Then the wild gleam faded from his eyes, and in a quavering voice—a mere ghost of his old pompous manner—he exclaimed:

“To the Guards’ Club, Waterloo Place! Do it in twenty minutes, driver, and the half sovereign is yours. Go by way of Piccadilly; it’s the near cut.”

A moment later he added: “I’ll be late. What beastly luck!”

Then a swift change passed over his face.

“Ha! ha!
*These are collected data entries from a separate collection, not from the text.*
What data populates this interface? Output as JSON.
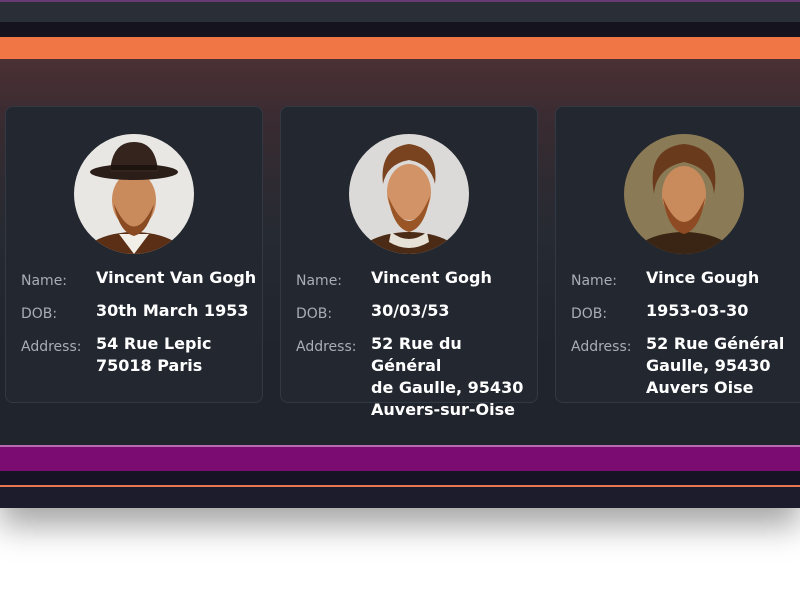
{
  "labels": {
    "name": "Name:",
    "dob": "DOB:",
    "address": "Address:"
  },
  "cards": [
    {
      "name": "Vincent Van Gogh",
      "dob": "30th March 1953",
      "address": "54 Rue Lepic\n75018 Paris",
      "avatar_icon": "portrait-hat"
    },
    {
      "name": "Vincent Gogh",
      "dob": "30/03/53",
      "address": "52 Rue du Général\nde Gaulle, 95430\nAuvers-sur-Oise",
      "avatar_icon": "portrait-ruff"
    },
    {
      "name": "Vince Gough",
      "dob": "1953-03-30",
      "address": "52 Rue Général\nGaulle, 95430\nAuvers Oise",
      "avatar_icon": "portrait-curly"
    }
  ],
  "colors": {
    "accent_orange": "#f07646",
    "accent_purple": "#7b0d72",
    "card_bg": "#222730",
    "page_bg": "#20252d"
  }
}
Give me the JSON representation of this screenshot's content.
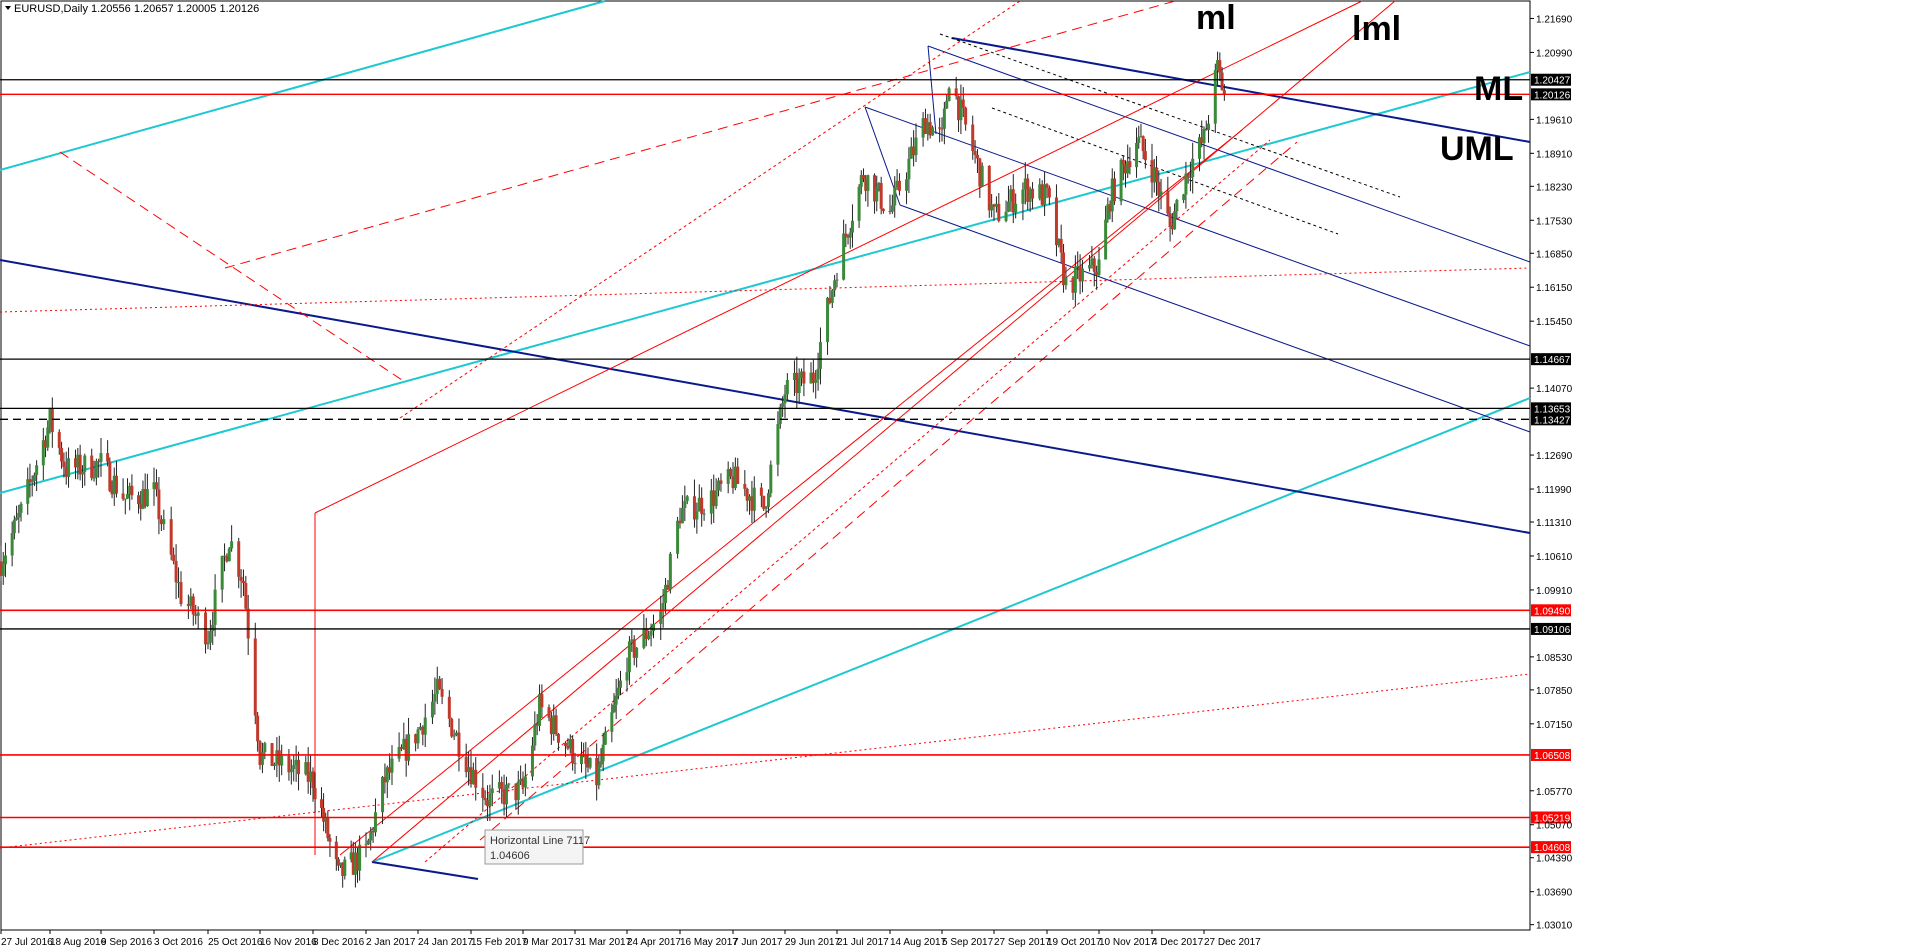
{
  "header": {
    "title": "EURUSD,Daily  1.20556 1.20657 1.20005 1.20126"
  },
  "chart_data": {
    "type": "candlestick",
    "symbol": "EURUSD",
    "timeframe": "Daily",
    "ohlc_last": {
      "open": 1.20556,
      "high": 1.20657,
      "low": 1.20005,
      "close": 1.20126
    },
    "ylim": [
      1.029,
      1.2205
    ],
    "y_ticks": [
      "1.21690",
      "1.20990",
      "1.19610",
      "1.18910",
      "1.18230",
      "1.17530",
      "1.16850",
      "1.16150",
      "1.15450",
      "1.14070",
      "1.12690",
      "1.11990",
      "1.11310",
      "1.10610",
      "1.09910",
      "1.08530",
      "1.07850",
      "1.07150",
      "1.05770",
      "1.05070",
      "1.04390",
      "1.03690",
      "1.03010"
    ],
    "x_ticks": [
      "27 Jul 2016",
      "18 Aug 2016",
      "9 Sep 2016",
      "3 Oct 2016",
      "25 Oct 2016",
      "16 Nov 2016",
      "8 Dec 2016",
      "2 Jan 2017",
      "24 Jan 2017",
      "15 Feb 2017",
      "9 Mar 2017",
      "31 Mar 2017",
      "24 Apr 2017",
      "16 May 2017",
      "7 Jun 2017",
      "29 Jun 2017",
      "21 Jul 2017",
      "14 Aug 2017",
      "5 Sep 2017",
      "27 Sep 2017",
      "19 Oct 2017",
      "10 Nov 2017",
      "4 Dec 2017",
      "27 Dec 2017"
    ],
    "price_path": [
      [
        "27 Jul 2016",
        1.105
      ],
      [
        "5 Aug 2016",
        1.115
      ],
      [
        "18 Aug 2016",
        1.134
      ],
      [
        "25 Aug 2016",
        1.124
      ],
      [
        "9 Sep 2016",
        1.125
      ],
      [
        "20 Sep 2016",
        1.118
      ],
      [
        "3 Oct 2016",
        1.119
      ],
      [
        "14 Oct 2016",
        1.098
      ],
      [
        "25 Oct 2016",
        1.09
      ],
      [
        "3 Nov 2016",
        1.11
      ],
      [
        "9 Nov 2016",
        1.101
      ],
      [
        "16 Nov 2016",
        1.065
      ],
      [
        "30 Nov 2016",
        1.062
      ],
      [
        "8 Dec 2016",
        1.06
      ],
      [
        "20 Dec 2016",
        1.04
      ],
      [
        "2 Jan 2017",
        1.045
      ],
      [
        "10 Jan 2017",
        1.06
      ],
      [
        "24 Jan 2017",
        1.07
      ],
      [
        "1 Feb 2017",
        1.078
      ],
      [
        "15 Feb 2017",
        1.062
      ],
      [
        "22 Feb 2017",
        1.056
      ],
      [
        "9 Mar 2017",
        1.058
      ],
      [
        "16 Mar 2017",
        1.075
      ],
      [
        "31 Mar 2017",
        1.065
      ],
      [
        "10 Apr 2017",
        1.06
      ],
      [
        "24 Apr 2017",
        1.085
      ],
      [
        "8 May 2017",
        1.094
      ],
      [
        "16 May 2017",
        1.115
      ],
      [
        "29 May 2017",
        1.118
      ],
      [
        "7 Jun 2017",
        1.122
      ],
      [
        "20 Jun 2017",
        1.116
      ],
      [
        "29 Jun 2017",
        1.14
      ],
      [
        "11 Jul 2017",
        1.143
      ],
      [
        "21 Jul 2017",
        1.166
      ],
      [
        "2 Aug 2017",
        1.185
      ],
      [
        "14 Aug 2017",
        1.177
      ],
      [
        "29 Aug 2017",
        1.196
      ],
      [
        "5 Sep 2017",
        1.192
      ],
      [
        "8 Sep 2017",
        1.205
      ],
      [
        "27 Sep 2017",
        1.176
      ],
      [
        "10 Oct 2017",
        1.182
      ],
      [
        "19 Oct 2017",
        1.18
      ],
      [
        "27 Oct 2017",
        1.162
      ],
      [
        "10 Nov 2017",
        1.166
      ],
      [
        "15 Nov 2017",
        1.18
      ],
      [
        "27 Nov 2017",
        1.192
      ],
      [
        "4 Dec 2017",
        1.186
      ],
      [
        "12 Dec 2017",
        1.174
      ],
      [
        "20 Dec 2017",
        1.186
      ],
      [
        "27 Dec 2017",
        1.192
      ],
      [
        "2 Jan 2018",
        1.2065
      ],
      [
        "5 Jan 2018",
        1.2013
      ]
    ],
    "horizontal_levels": [
      {
        "value": 1.20427,
        "label": "1.20427",
        "color": "#000000",
        "style": "solid"
      },
      {
        "value": 1.20126,
        "label": "1.20126",
        "color": "#000000",
        "style": "current"
      },
      {
        "value": 1.14667,
        "label": "1.14667",
        "color": "#000000",
        "style": "solid"
      },
      {
        "value": 1.13653,
        "label": "1.13653",
        "color": "#000000",
        "style": "solid"
      },
      {
        "value": 1.13427,
        "label": "1.13427",
        "color": "#000000",
        "style": "dashed"
      },
      {
        "value": 1.0949,
        "label": "1.09490",
        "color": "#ff0000",
        "style": "solid"
      },
      {
        "value": 1.09106,
        "label": "1.09106",
        "color": "#000000",
        "style": "solid"
      },
      {
        "value": 1.06508,
        "label": "1.06508",
        "color": "#ff0000",
        "style": "solid"
      },
      {
        "value": 1.05219,
        "label": "1.05219",
        "color": "#ff0000",
        "style": "solid"
      },
      {
        "value": 1.04608,
        "label": "1.04608",
        "color": "#ff0000",
        "style": "solid"
      }
    ],
    "annotations": [
      "ml",
      "lml",
      "ML",
      "UML"
    ],
    "tooltip": {
      "title": "Horizontal Line 7117",
      "value": "1.04606"
    },
    "colors": {
      "up_candle": "#3a8a3a",
      "down_candle": "#c0392b",
      "cyan_lines": "#1ec8d0",
      "navy_lines": "#0a1a8c",
      "red_lines": "#ff0000"
    }
  }
}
There’s the light again,” he cried exultantly. “Look, Carrington, look——” His lips trembled over the unfinished sentence, and without another word he dropped back on the logs and lay there perfectly motionless.

This was the last thing that Guy remembered.
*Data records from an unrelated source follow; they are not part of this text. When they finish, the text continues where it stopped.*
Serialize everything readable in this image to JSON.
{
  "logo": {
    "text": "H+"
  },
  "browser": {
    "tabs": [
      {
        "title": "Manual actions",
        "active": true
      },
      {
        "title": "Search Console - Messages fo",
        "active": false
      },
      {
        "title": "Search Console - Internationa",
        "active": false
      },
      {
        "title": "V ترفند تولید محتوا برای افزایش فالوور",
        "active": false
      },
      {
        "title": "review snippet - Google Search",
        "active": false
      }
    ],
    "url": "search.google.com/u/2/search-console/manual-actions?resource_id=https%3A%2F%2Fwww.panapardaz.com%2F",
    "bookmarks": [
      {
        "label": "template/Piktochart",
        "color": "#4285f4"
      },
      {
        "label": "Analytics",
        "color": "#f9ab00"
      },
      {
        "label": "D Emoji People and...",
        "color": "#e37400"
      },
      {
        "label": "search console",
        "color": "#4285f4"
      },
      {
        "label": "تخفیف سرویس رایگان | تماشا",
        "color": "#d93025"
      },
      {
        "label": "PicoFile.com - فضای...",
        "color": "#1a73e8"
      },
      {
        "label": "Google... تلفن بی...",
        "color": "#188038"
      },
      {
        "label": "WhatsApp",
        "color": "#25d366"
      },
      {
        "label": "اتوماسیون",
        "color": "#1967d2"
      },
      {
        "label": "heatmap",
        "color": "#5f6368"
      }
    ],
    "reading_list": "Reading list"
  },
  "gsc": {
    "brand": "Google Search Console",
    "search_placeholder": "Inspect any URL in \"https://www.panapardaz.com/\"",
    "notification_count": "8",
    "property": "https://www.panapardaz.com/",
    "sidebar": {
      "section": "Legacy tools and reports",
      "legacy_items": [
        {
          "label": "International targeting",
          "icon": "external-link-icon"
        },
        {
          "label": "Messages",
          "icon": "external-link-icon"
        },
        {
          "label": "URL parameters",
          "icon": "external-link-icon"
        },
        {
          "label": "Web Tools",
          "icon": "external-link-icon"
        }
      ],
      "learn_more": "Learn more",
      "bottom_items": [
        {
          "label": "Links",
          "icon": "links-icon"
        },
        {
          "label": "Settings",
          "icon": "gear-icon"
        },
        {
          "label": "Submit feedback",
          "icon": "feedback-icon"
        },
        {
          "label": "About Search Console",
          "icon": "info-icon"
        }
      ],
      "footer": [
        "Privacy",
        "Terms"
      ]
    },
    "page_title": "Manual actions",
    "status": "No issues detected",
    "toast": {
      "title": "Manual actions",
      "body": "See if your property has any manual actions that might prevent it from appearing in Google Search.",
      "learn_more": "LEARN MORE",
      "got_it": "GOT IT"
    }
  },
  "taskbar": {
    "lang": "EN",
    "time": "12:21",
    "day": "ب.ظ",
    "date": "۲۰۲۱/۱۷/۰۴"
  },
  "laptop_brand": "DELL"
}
The torch still burned beside him, and the raft plunged on its dizzy course, but his mind was wandering far away, and the past was being lived over again.
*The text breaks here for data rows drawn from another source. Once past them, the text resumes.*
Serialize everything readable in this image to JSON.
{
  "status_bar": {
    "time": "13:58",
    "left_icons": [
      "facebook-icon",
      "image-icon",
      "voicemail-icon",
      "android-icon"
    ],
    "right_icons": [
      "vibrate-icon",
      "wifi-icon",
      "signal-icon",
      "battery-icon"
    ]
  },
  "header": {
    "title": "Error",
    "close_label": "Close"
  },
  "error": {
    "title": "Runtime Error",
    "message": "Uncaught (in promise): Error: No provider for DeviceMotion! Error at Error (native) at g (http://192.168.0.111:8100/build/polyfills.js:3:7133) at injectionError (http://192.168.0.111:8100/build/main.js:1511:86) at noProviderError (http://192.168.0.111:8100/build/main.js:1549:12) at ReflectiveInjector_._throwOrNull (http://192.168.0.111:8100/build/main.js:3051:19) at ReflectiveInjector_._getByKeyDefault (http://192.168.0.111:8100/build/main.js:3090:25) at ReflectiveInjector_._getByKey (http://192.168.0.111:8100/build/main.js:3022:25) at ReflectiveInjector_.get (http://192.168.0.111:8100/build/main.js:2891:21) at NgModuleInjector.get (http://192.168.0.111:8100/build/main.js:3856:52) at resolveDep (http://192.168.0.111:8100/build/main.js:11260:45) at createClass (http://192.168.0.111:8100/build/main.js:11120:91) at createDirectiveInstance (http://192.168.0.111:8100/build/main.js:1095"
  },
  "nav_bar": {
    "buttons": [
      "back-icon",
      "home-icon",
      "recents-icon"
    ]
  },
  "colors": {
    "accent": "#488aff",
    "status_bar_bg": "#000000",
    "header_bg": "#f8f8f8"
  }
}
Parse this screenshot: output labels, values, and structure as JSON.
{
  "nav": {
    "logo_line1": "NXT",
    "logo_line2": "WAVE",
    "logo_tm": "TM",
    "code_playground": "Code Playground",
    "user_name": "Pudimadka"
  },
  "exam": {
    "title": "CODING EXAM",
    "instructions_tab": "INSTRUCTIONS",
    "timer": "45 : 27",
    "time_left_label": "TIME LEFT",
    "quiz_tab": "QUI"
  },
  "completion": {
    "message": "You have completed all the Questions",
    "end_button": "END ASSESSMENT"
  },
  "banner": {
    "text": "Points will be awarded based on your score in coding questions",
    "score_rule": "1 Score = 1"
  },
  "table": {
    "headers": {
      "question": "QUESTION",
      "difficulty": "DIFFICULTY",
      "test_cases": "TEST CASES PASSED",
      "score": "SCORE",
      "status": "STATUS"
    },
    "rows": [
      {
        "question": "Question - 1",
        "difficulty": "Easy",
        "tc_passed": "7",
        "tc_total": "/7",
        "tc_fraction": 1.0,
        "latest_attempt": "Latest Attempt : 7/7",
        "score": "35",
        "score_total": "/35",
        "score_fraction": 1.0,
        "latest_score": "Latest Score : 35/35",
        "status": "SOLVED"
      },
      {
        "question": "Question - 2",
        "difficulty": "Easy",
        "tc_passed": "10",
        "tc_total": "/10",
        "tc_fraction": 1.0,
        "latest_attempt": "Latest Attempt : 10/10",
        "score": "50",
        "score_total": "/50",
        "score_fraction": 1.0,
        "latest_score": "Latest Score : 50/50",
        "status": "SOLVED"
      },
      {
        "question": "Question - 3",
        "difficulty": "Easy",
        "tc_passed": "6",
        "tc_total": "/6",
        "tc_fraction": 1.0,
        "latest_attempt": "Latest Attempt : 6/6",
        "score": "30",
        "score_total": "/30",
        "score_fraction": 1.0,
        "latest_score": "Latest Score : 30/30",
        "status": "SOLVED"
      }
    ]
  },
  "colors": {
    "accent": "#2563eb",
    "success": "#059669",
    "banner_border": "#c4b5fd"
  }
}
He was riding through London streets, dining with his old friends at the club, pulling a skiff over the placid current of the Thames, shooting quail on his brother’s estate, dancing at a ball at Government House, Calcutta, marching through Indian jungles at the head of his men, plotting the capture of the Rajah, Nana Sahib, in far-away Burma—thus the merciful past stole his mind away from the horrors of the present, and he alternately smiled or shuddered as he recalled some pleasant association or stern reminiscence of peril.

So the hours passed on. The torch faded and dimmed, burned to a charred ember, and then went out.

The water hissed and boiled, crashing on rocks and shoals, beating its fury against the barren shores, and rushing down the narrow channel at an angle that was frightful and appalling.